Now all headphones and ear buds can be used safely, but doctors say you have to limit listening time to 90 minutes a day, at no more than 80 percent of maximum volume.

It’s advice the Nakamuras heard loud and clear.


As you can imagine, one of the manufacturers contested the accuracy of our findings, while others say they welcome the conversation and that their products continue to evolve in line with smart devices.  Below are the full responses by the manufacturers who responded to our request for comment. We also have a list of the brands recommended by Reviewed.com.


LiLGadgets
Since there is no standardized USA test for volume, LilGadgets adheres voluntarily to the European volume testing methodology. We test 100% of our headphones so they are consistently at the volume levels we set (about 88db in the lab, we advertise 93db).

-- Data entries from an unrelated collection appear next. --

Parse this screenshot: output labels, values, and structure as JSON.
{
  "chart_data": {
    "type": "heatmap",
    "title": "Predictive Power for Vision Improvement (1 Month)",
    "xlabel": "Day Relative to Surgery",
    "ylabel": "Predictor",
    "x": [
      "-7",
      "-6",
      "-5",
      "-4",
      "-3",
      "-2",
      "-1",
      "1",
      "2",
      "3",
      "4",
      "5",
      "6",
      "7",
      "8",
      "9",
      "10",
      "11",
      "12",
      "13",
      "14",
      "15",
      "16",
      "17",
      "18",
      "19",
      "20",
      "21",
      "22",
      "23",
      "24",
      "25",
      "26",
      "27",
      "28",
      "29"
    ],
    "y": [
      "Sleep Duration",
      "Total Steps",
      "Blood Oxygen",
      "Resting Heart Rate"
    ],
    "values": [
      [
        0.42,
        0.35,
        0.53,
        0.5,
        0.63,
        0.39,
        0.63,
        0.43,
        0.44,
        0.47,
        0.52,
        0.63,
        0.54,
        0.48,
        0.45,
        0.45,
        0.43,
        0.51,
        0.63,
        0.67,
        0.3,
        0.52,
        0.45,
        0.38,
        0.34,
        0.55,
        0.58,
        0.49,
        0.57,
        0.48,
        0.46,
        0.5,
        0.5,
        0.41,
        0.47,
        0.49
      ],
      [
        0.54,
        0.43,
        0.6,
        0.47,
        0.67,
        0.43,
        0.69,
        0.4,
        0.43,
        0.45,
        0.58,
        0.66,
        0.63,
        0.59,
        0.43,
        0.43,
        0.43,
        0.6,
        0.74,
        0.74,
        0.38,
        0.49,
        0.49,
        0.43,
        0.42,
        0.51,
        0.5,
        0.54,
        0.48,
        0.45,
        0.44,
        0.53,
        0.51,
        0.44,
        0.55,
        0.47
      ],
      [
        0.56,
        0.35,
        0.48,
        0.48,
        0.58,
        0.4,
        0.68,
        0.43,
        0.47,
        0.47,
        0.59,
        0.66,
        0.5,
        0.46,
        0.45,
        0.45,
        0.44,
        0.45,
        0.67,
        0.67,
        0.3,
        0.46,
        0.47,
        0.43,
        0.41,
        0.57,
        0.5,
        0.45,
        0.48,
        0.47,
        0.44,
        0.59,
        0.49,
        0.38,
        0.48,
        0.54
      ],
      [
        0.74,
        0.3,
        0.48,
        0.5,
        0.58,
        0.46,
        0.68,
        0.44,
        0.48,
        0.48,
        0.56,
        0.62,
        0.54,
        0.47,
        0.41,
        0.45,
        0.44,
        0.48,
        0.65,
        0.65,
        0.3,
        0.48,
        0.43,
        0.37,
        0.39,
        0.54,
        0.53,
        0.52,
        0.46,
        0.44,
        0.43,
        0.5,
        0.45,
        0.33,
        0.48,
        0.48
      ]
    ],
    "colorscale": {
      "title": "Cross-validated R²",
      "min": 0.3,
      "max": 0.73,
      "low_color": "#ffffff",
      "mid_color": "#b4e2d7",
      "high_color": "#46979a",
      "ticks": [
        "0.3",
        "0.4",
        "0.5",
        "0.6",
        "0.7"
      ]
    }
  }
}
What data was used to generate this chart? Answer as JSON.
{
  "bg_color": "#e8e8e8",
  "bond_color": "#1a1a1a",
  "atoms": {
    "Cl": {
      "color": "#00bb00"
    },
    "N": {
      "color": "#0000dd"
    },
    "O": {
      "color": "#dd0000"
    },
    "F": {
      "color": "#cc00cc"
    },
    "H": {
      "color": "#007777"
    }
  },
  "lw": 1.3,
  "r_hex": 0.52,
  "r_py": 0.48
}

iPads/iPhones are notorious for their high volume output (which is probably why they allow for volume limiting in the settings) while say with a Samsung or Kindle you'll see lower readings. At the end of the day, no matter how we set the volume on the headphones for our EU tests, the lack of consistency with output levels on the devices is going to be something parents should understand. That was why we advocate setting the volume limiting on the device itself, taking breaks every 20-30 minutes, trying to avoid using them more than a few hours each day, and never maxing out the volume on the headphones if possible. We're happy to answer specific questions as well, so please contact us at support@lilgadgets.com.

For more information on specifically how we test volume and build safety, please visit Lilgadgets

Etymotic ETY Kids 5
We often hear that  "anything over 85 dBA is dangerous."   The statement is true if we add time:   "Anything over 8 hours at 85 dBA is dangerous."

Much shorter exposures allow much higher levels safely:    The Chicago Symphony Orchestra sometimes produces 104 to 106 dBA.out in the audience seats at the exciting end of something like Rite of Spring, where the music is noted "triple forte"  (as loud as possible!).    But the musicians can't produce that for long, and the music usually calls for only 20-30 seconds triple forte (fff) at most.

The standard that gives  safe times at each sound level is called NIOSH-98 (you can google it and look at table 1-1).  For example, 106 dBA should be safe for 3 minutes 45 seconds.   You won't hear that long a triple forte passage out of a symphony orchestra, although rock concerts sometimes produce levels of 110 to 120 dB for two hours!  Take your hi fi earplugs!  I have measured both regularly.  They symphony is always safe, rock concerts are not!

It is possible to purchase an inexpensive "sound dosimeter" that will tell you when you have reached 25%, 50% and 100% of safe time-intensity exposure.
The dosimeter integrates the exposure over time according to the rules set forth in Table 1-1 of the above document.  You might be interested to learn that in our study of CSO exposures and hearing thresholds, we found that the orchestra members have better age-adjusted hearing than the "man on the street" with little noise exposure.   That study is attached.  

The ETY-KIDS earphones were carefully adjusted using a dosimeter so that 4 hours listening to the loudest Disney recordings for children is safe.    (Actually, the typical earphone would be safe for longer, but we allowed for production variations in sensitivity and rated them safe for only 4 hours.)  

If we had set 85 dBA as the maximum output, the triple forte end of Rite of Spring would sound puny and very unrealistic.  People listen to music at home at 20 dB less than live performance, but I don't believe you would be happy with any earphone that followed the "85 dBA maximum" rule you suggest.


Sakar Kids-Safe Headphones
Consumer satisfaction and safety are our top priority. We engineer our Kids Safe headphones to operate within safe listening levels, which according to the World Health Organization are a factor of decibels as well as duration and frequency of listening time. We're glad to see this conversation taking place, and encourage parents to consider the amount of time that children are listening to their headphones at any volume, based on these guidelines.